If you don’t care about making the charts re-usable, they can be quite a bit simpler. For example, this chart will show the average of your credit scores across all vendors – but assumes a domain scale based on the possible credit score values.

The only two things of note here, compared to the last one, are the data values and the y aggregation.

The data values will take the partial filename that you pass in and load that as a json blob.

### _includes/chart-combined.html

The combined chart is a little different. It will show each vendor on the chart as a separate line.

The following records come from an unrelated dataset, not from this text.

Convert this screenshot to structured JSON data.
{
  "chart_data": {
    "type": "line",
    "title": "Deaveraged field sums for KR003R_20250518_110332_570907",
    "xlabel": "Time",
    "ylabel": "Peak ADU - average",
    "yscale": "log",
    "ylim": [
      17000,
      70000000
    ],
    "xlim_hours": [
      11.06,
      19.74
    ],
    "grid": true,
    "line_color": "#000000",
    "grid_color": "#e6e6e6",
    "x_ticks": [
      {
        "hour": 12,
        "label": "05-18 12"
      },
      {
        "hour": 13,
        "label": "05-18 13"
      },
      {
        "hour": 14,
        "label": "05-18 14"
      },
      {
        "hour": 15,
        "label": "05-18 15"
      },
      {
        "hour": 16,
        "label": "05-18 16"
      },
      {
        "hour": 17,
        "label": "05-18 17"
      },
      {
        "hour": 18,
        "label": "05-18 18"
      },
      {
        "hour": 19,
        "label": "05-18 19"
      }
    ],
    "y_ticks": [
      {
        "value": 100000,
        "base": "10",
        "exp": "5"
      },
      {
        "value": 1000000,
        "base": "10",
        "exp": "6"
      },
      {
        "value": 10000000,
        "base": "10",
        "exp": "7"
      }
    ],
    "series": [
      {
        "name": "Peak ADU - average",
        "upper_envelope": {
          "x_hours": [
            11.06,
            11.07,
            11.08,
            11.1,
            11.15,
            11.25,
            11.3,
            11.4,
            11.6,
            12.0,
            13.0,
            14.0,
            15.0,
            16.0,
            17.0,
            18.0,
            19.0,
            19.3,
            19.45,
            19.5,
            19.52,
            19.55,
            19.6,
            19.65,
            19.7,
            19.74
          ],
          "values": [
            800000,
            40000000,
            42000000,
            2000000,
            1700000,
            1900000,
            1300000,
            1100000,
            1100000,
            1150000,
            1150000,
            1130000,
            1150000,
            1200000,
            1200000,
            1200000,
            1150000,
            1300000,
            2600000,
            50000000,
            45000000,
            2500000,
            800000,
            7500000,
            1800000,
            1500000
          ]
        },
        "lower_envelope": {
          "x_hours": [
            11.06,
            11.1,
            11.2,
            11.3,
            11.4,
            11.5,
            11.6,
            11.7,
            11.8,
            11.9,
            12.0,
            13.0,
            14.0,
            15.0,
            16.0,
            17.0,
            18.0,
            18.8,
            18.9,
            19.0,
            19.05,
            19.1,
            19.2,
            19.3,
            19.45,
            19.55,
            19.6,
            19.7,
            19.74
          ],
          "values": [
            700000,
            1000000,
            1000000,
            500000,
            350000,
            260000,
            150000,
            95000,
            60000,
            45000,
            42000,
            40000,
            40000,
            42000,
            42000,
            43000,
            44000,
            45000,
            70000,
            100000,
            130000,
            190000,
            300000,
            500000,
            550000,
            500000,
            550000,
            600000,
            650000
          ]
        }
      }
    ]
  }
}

This can be useful for comparing them to each other.

It loads data the same way as the last one, does not do the aggregation or the domain, but does include a color. We’ll get into what that means in a minute.

### Our existing _layouts/credit.html

We’re going to update this page to include a chart. It’s a simple one-line change.

We specify that we want to show the chart-records chart, that the name (used for the div for example) should be ‘records’, that the y field should be bound to the score field inside the record array, and we are pre-populating the min and max values based on our knowledge of credit scores.

### Our existing pages/credit.html

On the index page, we will add two more charts. Each one is a 1-line change.

The first one, the chart-avg specifies to use our all-credit.json file we created, and ties the y field to the score field of the record.

The second one does similar, but specifies that the color field should be bound to the auto-generated source field in the all-credit.json. This allows all data points of the same vendor to be the same color. This will also generate a legend.

Note that the two charts have different names so that they don’t conflict.

## Final Thought

I’ll try to get some mock data put together like I did for the initial image and add some more images to this post.